Sparck envisions the organization as a supportive resource for Alaska Native political candidates
Imagine an Alaska where the state’s U.S. Senator or Representative is an Alaska Native person.
Michelle Sparck can envision it. As the new Director of Strategic Initiatives for Get Out the Native Vote (GOTNV), Michelle aims to take the nonprofit from increasing voting and voter registration among Alaska Native people to becoming a resource that supports Alaska Native candidates running for public office — including a congressional seat.
She cites the recent vacancy and special election in the wake of Representative Don Young’s passing as the kind of opportunity where GOTNV could make a real difference.
“It would have been fantastic to have been able to provide a list of Alaska Native candidates for the special election,” Michelle said. “GOTNV has the potential to be that resource.”
Power in Partnership
Once a standalone nonprofit, GOTNV joined Cook Inlet Tribal Council (CITC) as an affiliate in 2020, just in time for that year’s national election. Partnering together allowed GOTNV to tap into CITC’s existing relationship with Alaska Native people in the Cook Inlet region and access a voting base with real potential to create change in Alaska.
“This is an important time for Alaska Native people to expand civic engagement and have real impact through voting,” CITC President and CEO Gloria O’Neill said at the time. “It’s an exciting opportunity to create lasting change within the systems that affect people’s lives every day.”
Since that time, GOTNV has spearheaded efforts to encourage Alaska Native people to register to vote and to stay active in local and other elections. But with the hiring of Michelle Sparck, the affiliate turns its attention to making the Alaska Native voice a major player in Alaska’s political scene.
Originally from Bethel and a member of the Qissunamiut Tribe of Chevak, Michelle, whose Cup’ik name is Macuar, stepped into the world of politics immediately after graduating high school, when she interned with the office of Alaska Senator Ted Stevens.

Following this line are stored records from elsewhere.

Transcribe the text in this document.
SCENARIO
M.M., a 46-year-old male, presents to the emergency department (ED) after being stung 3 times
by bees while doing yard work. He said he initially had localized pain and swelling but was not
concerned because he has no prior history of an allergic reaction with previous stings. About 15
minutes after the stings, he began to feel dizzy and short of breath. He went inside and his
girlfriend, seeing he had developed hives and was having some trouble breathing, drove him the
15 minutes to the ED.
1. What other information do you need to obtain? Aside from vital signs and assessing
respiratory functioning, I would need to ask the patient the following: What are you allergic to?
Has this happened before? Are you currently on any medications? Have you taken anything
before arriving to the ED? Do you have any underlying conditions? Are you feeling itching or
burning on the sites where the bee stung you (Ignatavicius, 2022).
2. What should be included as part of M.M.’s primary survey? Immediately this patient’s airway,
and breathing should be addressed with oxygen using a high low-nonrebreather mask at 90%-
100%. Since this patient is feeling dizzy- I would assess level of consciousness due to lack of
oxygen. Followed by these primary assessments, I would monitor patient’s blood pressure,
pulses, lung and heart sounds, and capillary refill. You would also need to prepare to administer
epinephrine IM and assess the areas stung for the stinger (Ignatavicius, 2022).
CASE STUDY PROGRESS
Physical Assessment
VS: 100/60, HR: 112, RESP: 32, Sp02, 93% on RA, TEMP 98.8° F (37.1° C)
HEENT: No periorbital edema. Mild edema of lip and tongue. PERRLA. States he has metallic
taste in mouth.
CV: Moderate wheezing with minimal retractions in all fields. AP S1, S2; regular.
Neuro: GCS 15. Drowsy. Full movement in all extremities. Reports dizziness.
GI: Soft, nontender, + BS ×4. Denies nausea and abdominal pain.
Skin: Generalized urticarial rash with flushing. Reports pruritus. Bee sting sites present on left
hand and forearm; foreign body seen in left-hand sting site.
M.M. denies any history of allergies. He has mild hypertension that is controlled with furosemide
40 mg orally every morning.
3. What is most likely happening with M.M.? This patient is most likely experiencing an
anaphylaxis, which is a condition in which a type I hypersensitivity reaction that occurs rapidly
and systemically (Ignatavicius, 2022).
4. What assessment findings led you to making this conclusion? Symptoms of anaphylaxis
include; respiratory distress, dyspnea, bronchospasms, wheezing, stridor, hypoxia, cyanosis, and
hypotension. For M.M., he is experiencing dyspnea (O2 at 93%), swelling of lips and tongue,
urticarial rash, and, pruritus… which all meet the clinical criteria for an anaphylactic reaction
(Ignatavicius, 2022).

After gaining additional experience working on fisheries issues under Chairman Don Young of the House Resources Committee, Michelle returned to Alaska to work with her Tribes and subsistence activities with the Association of Village Council Presidents. Later, she worked for several Alaska Native organizations, focusing on policies that affected natural resources, health care, and other issues.
“I worked like an ambassador between the entities so that the needs of Alaska Native people didn’t get lost in translation,” she said.
In her role as strategic initiatives director with GOTNV, Michelle is excited to put her political experience and skills to work bolstering the Alaska Native vote.
A Voice at the Table
But getting out the vote is only the beginning.
“Right now, we’re being very responsive [to political needs],” Michelle said. “But what we’d like to bring GOTNV to is being so proactive and so institutionalized that we’d be getting calls first, before things are set in motion, so that we can be a big voice at the table.”
The time is right. Alaska Native people make up almost 22 percent of the state’s population; they constitute 14 percent of the statewide adult population. If all Native people voted during a normal turnout year (in which 55 percent of non-Natives voted), approximately 25 percent of the electorate at the polls would be Native.
Meanwhile, the Alaska Native Claims Settlement Act (ANCSA) celebrates its 50th anniversary this year; the impact ANCSA has had not just upon the Alaska Native community but upon the entire state is an overwhelming example of what Alaska Native people can do as a unified force.
In 2020, history was made when a record number of Native American candidates won seats in the House of Representatives and Senate. Yet no Alaska Native person has been elected to national office. GOTNV wants to change that.
“Asking someone to run for office is easy,” Michelle said. “What GOTNV would like to see is that we provide the resources to help a novice politician become a supported politician.”
Going forward, GOTNV plans to hold regional meetings and offer outlets for rural Alaskan communities to have access to GOTNV’s supportive tools. Michelle envisions candidate labs that could show people the ins and outs of filing to run for office, along with other resources that could support potential Alaska Native political candidates — like the ones she has met all over the state.
“I was teasing a young Native lady who has so much potential, politically, about running in the special election,” Michelle related. “She pointed out that the Nome race has a couple of seats open in the city council in October that do not have incumbents protecting those seats. So that means these that are seats traditionally taken by non-Native folks are wide open now.
“That’s an opportunity for local Natives to realize, Hey, I can sit in that seat and affect change in a way that I know is appropriate for our people.”